Vince Vaughn has a new movie that opens this weekend, The Dilemma. I’m lucky enough to have friends with connections so I got to see it a couple of days early. I was pretty excited to see it, hoping that it might redeem Vince Vaughn from the calamity that was Couple’s Retreat. I have to preface by saying that I am a huge fan of Vince Vaughn and have been ever since Swingers in 1996. Granted, I didn’t see Swingers until 1998, but I quickly developed a huge crush on “Trent”. How sad it is to see a heart throb from only 14 years ago grow so frumpy and pudgy and saggy.
The opening scene for The Dilemma shows 2 couples having dinner together and philosophizing about whether or not you can really truly know another person. This scene created a cyclical series of reactions in me. First, I was sad because Vince Vaughn’s baggy eyes hardly resembled the beautiful-baby-loving man I crushed on a decade ago- he seemed so old. Then I felt like I could identify with the couples sitting around having intelligent conversations in a fancy restaurant and it made me feel pretty grown up. Then I realized that I was identifying with an old-looking bunch of grown ups having intelligent conversation in a fancy restaurant and that made me feel old. Then feeling old made me sad again. Seems like a lot to get out of a minute or two of a film, especially one that’s being touted as a comedy.
Let me clear this up for you: The Dilemma is not a comedy. If anything it’s a dramedy. I hate when movies get billed as one genre but turn out to be something else. Remember the trailers for The Family Stone in 2005 which looked so funny?
That movie left me crying for another 20 minutes even after leaving the theater. Thankfully, The Dilemma didn’t make me cry. I imagine if I identified a little more closely with it (ie. knew someone personally who’s marriage was in jeopardy because of a cheating spouse) it might’ve crossed that cry-line, but gratefully it stayed just slightly on the more comedic side of the dramedy probably due to the bromantic nature of it. There are quite a few hearty laughs, but just as many serious moments that provoke real emotion.
The plot is great fodder for one of those grown-up intelligent conversations I mentioned earlier: a guy finds out that his best friend’s wife is stepping out on him. Does he tell on her, or keep the secret to himself? There is hardly a right answer in the situation and the movie does a great job delving into the scenario while at the same time keeping it a little lighter with a sub-plot involving the lead guys getting ready to pitch their electric car technology to Dodge/Chrysler. In those scenes, Queen Latifah steals the show. Her “lady-wood” talk cracks me up.

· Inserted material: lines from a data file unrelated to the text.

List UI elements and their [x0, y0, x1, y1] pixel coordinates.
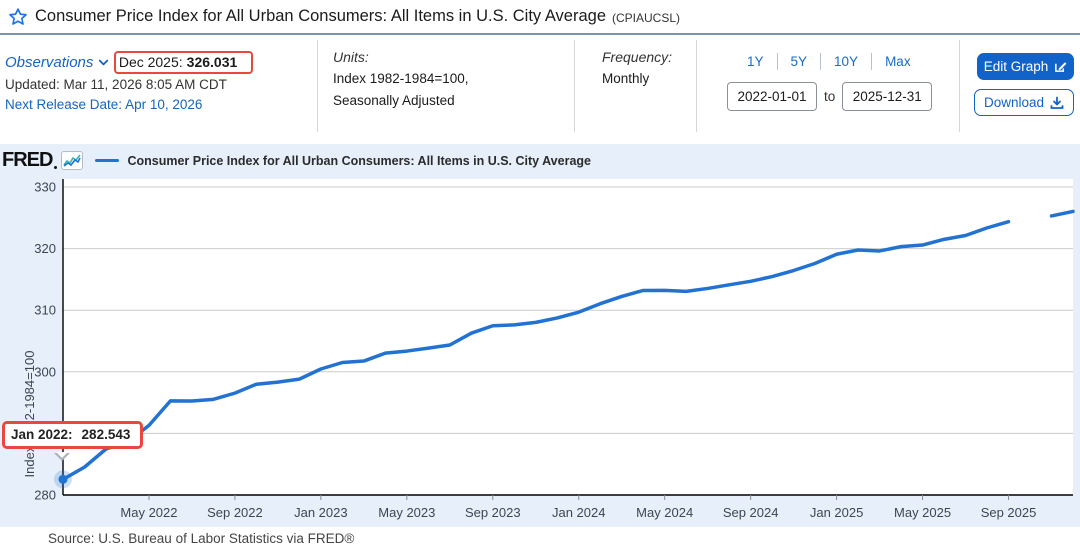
fred-logo-dot	[54, 166, 58, 169]
updated-text: Updated: Mar 11, 2026 8:05 AM CDT	[5, 77, 227, 92]
current-observation-value: 326.031	[186, 54, 238, 70]
download-label: Download	[983, 95, 1045, 110]
edit-graph-button[interactable]: Edit Graph	[977, 53, 1074, 80]
series-id: (CPIAUCSL)	[612, 10, 681, 25]
range-max-link[interactable]: Max	[885, 54, 911, 69]
svg-text:Jan 2023: Jan 2023	[294, 505, 348, 520]
source-text: Source: U.S. Bureau of Labor Statistics …	[48, 531, 355, 546]
info-bar: Observations Dec 2025: 326.031 Updated: M…	[0, 35, 1080, 144]
current-observation-date: Dec 2025:	[118, 54, 183, 70]
actions-panel: Edit Graph Download	[960, 40, 1080, 132]
fred-logo[interactable]: FRED	[2, 149, 53, 171]
start-date-input[interactable]	[727, 82, 817, 111]
svg-text:Sep 2025: Sep 2025	[981, 505, 1037, 520]
download-icon	[1050, 96, 1064, 109]
range-10y-link[interactable]: 10Y	[834, 54, 859, 69]
next-release-link[interactable]: Next Release Date: Apr 10, 2026	[5, 97, 203, 112]
legend-label: Consumer Price Index for All Urban Consu…	[127, 153, 591, 168]
svg-text:320: 320	[34, 241, 56, 256]
sparkline-icon	[61, 151, 84, 170]
svg-text:310: 310	[34, 303, 56, 318]
observations-dropdown[interactable]: Observations	[5, 54, 110, 71]
tooltip-caret-inner	[56, 452, 68, 458]
frequency-panel: Frequency: Monthly	[575, 40, 697, 132]
page-title: Consumer Price Index for All Urban Consu…	[35, 7, 607, 25]
units-value-line1: Index 1982-1984=100,	[333, 71, 469, 86]
range-shortcuts: 1Y 5Y 10Y Max	[745, 53, 959, 70]
date-range-inputs: to	[727, 82, 959, 111]
range-1y-link[interactable]: 1Y	[747, 54, 764, 69]
svg-text:280: 280	[34, 488, 56, 503]
range-separator	[871, 53, 873, 70]
units-value-line2: Seasonally Adjusted	[333, 93, 455, 108]
range-separator	[776, 53, 778, 70]
page-header: Consumer Price Index for All Urban Consu…	[0, 0, 1080, 33]
legend-line-swatch	[95, 159, 120, 162]
header-divider	[0, 33, 1080, 35]
svg-text:May 2022: May 2022	[120, 505, 177, 520]
svg-text:May 2023: May 2023	[378, 505, 435, 520]
date-range-panel: 1Y 5Y 10Y Max to	[697, 40, 960, 132]
y-axis-title: Index 1982-1984=100	[22, 350, 37, 478]
units-label: Units:	[333, 49, 369, 65]
edit-graph-label: Edit Graph	[983, 59, 1049, 74]
tooltip-date: Jan 2022:	[11, 427, 73, 442]
download-button[interactable]: Download	[974, 89, 1074, 116]
observations-panel: Observations Dec 2025: 326.031 Updated: M…	[0, 40, 318, 132]
data-tooltip: Jan 2022: 282.543	[2, 421, 144, 449]
frequency-value: Monthly	[602, 71, 650, 86]
tooltip-value: 282.543	[81, 427, 131, 442]
observations-label: Observations	[5, 54, 94, 71]
svg-text:Sep 2022: Sep 2022	[207, 505, 263, 520]
chart-section: FRED Consumer Price Index for All Urban …	[0, 144, 1080, 527]
chart-header: FRED Consumer Price Index for All Urban …	[2, 149, 591, 172]
svg-text:300: 300	[34, 364, 56, 379]
date-to-label: to	[824, 89, 836, 104]
units-panel: Units: Index 1982-1984=100, Seasonally A…	[318, 40, 575, 132]
svg-text:Jan 2024: Jan 2024	[552, 505, 606, 520]
range-separator	[820, 53, 822, 70]
svg-text:Sep 2024: Sep 2024	[723, 505, 779, 520]
svg-text:Jan 2025: Jan 2025	[810, 505, 864, 520]
svg-text:Sep 2023: Sep 2023	[465, 505, 521, 520]
svg-text:May 2025: May 2025	[894, 505, 951, 520]
svg-text:May 2024: May 2024	[636, 505, 693, 520]
end-date-input[interactable]	[842, 82, 933, 111]
current-observation-highlight: Dec 2025: 326.031	[113, 51, 254, 74]
favorite-star-icon[interactable]	[8, 7, 28, 27]
range-5y-link[interactable]: 5Y	[790, 54, 808, 69]
svg-text:330: 330	[34, 180, 56, 195]
frequency-label: Frequency:	[602, 49, 673, 65]
edit-icon	[1055, 62, 1067, 72]
source-row: Source: U.S. Bureau of Labor Statistics …	[0, 527, 1080, 550]
chevron-down-icon	[99, 59, 109, 66]
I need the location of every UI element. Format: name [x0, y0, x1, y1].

It is a great cast and it’s nice to see Winona Ryder making a bit of a Hollywood comeback. She was viciously good in Black Swan too. Jennifer Connelly is true to form: both subtle and striking. Kevin James is Kevin James but he showed great range even if he couldn’t keep up with his co-star. Vince Vaughn hasn’t lost his appeal in the way his witty fast-talk is charming, nor his comedic timing… it’s only his looks that have faded. Channing Tatum steps out from his Step Up character but I still can’t take him seriously, even if I keep thinking he’s Josh Hartnett. That being said, playing Zip in The Dilemma was perfect for him. As I already said, Queen Latifah rocks. She should’ve been in more scenes. The whole cast plays well off each other so that definitely contributes to the success of the movie as a whole.
So, should you pony up the cash to see The Dilemma in theaters this weekend? Sure! It certainly could lead to deep conversations with whoever you see it with. Probably not best for a first date though. I’m not saying it’s the best dramedy of all time, but it’s a good movie and I happen to think director Ron Howard did a great job of balancing the feeling with the funny. I may have felt sad in the opening scene, but I definitely felt good when I left the theater.